In this talk, our recent advances in ‘smart diagnostics’ will be highlighted. These smart diagnostics include single-use microfluidic cartridges that serve as fully integrated, self-contained devices that contain aqueous buffers suitable for automated completion of all assay steps within nontraditional healthcare settings. Further, a portable analyzer instrument is fashioned to integrate fluid delivery, optical detection, image analysis, and user interface, representing a universal system for acquiring, processing, and managing clinical data while overcoming many of the challenges facing the widespread clinical adoption of lab-on-a-chip technologies. Intimate linkages between these medical microdevices and cloud connected databases allows for early disease detection algorithms to be used to impact clinical progress.

Node-Pore Sensing: A Versatile Microfluidic Method for Performing Single-Cell Analysis
Lydia Sohn, Almy C. Maynard and Agnes Offield Maynard Chair in Mechanical Engineering, University of California-Berkeley, United States of America

We have developed an efficient, label-free method of screening cells for their phenotypic profile, which we call Node-Pore Sensing (NPS).  NPS involves measuring the modulated current pulse caused by a cell transiting a microfluidic channel that has been segmented by a series of inserted nodes.  When segments between the nodes are functionalized with different antibodies corresponding to distinct cell-surface antigens, immuno-phenotyping of single cells can be achieved.  By simply inserting between two nodes a “contraction” channel through which a cell can squeeze, we can simultaneously measure a cell’s size, resistance to deformation, transverse deformation, and ability to recover from deformation.  Finally, replacing the contraction channel with one that is sinusoidal such that a cell undergoes periodic deformation results in measuring a cell’s viscoelastic properties.  In this talk, I will describe the many applications of NPS we are pursuing—from immuno-phenotyping leukemic blasts to distinguishing chronological age groups of primary human mammary epithelial cells to identifying white vs. brown adipocytes—all based on mechanical properties.  I will also describe the development of the next-generation NPS platform which utilizes advanced signal processing algorithms directly encoded in the NPS channels to thus achieve multiplexing.

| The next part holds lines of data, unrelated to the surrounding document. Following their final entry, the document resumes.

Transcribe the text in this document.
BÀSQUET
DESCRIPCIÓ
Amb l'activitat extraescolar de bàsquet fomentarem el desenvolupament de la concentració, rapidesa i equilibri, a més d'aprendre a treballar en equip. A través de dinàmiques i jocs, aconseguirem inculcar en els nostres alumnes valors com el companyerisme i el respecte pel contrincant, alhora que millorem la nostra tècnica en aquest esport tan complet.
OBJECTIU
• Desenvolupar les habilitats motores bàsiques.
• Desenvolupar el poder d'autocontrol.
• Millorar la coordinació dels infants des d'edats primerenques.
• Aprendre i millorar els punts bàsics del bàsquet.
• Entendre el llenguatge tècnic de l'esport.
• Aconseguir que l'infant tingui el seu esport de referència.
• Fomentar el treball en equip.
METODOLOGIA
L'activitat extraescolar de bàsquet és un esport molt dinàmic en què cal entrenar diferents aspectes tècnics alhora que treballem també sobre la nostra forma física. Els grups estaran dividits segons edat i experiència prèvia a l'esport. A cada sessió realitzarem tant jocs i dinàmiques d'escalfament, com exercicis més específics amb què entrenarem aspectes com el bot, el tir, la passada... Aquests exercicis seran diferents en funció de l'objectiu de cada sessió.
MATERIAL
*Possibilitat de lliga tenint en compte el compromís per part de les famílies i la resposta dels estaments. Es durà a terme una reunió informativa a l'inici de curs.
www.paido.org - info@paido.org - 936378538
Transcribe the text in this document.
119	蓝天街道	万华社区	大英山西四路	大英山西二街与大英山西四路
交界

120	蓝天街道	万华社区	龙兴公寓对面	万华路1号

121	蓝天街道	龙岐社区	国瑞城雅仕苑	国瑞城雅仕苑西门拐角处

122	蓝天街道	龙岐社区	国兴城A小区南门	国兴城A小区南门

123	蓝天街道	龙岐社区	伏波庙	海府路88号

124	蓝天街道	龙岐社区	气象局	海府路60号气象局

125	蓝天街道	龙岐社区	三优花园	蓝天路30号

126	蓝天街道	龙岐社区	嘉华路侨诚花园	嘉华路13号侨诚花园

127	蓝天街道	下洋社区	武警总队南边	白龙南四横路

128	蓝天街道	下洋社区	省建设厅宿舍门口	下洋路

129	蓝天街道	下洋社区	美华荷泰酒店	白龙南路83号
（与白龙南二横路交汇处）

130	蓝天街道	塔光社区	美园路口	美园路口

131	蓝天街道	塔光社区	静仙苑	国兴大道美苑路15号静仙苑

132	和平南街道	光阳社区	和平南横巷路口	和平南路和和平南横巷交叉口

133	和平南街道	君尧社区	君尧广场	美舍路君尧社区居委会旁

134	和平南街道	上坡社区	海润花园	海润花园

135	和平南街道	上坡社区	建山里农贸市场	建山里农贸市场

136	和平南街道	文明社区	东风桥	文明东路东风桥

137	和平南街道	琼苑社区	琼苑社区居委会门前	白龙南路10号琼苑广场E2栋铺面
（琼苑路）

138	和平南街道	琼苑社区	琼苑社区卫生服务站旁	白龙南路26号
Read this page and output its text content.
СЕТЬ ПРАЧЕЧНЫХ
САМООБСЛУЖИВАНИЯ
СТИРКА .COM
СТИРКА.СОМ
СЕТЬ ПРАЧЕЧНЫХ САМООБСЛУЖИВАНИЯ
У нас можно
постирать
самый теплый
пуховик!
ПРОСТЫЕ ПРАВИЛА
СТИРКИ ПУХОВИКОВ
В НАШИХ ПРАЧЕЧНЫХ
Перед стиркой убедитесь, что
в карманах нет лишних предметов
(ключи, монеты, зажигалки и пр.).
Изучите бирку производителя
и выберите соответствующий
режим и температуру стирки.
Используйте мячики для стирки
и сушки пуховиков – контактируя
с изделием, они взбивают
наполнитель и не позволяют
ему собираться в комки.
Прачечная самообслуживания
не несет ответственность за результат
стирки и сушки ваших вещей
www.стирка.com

Free-Surface Microfluidics and SERS For High Performance Sample Capture and Analysis
Carl Meinhart, Professor, University of California-Santa Barbara, United States of America

Nearly all microfluidic devices to date consist of some type of fully-enclosed microfluidic channel. The concept of ‘free-surface’ microfluidics has been pioneered at UCSB during the past several years, where at least one surface of the microchannel is exposed to the surrounding air.  Surface tension is a dominating force at the micron scale, which can be used to control effectively fluid motion. There are a number of distinct advantages to the free surface microfluidic architecture.  For example, the free surface provides a highly effective mechanism for capturing certain low-density vapor molecules.  This mechanism is a key component (in combination with surface-enhanced Raman spectroscopy, i.e. SERS) of a novel explosives vapor detection platform, which is capable of sub part-per-billion sensitivity with high specificity.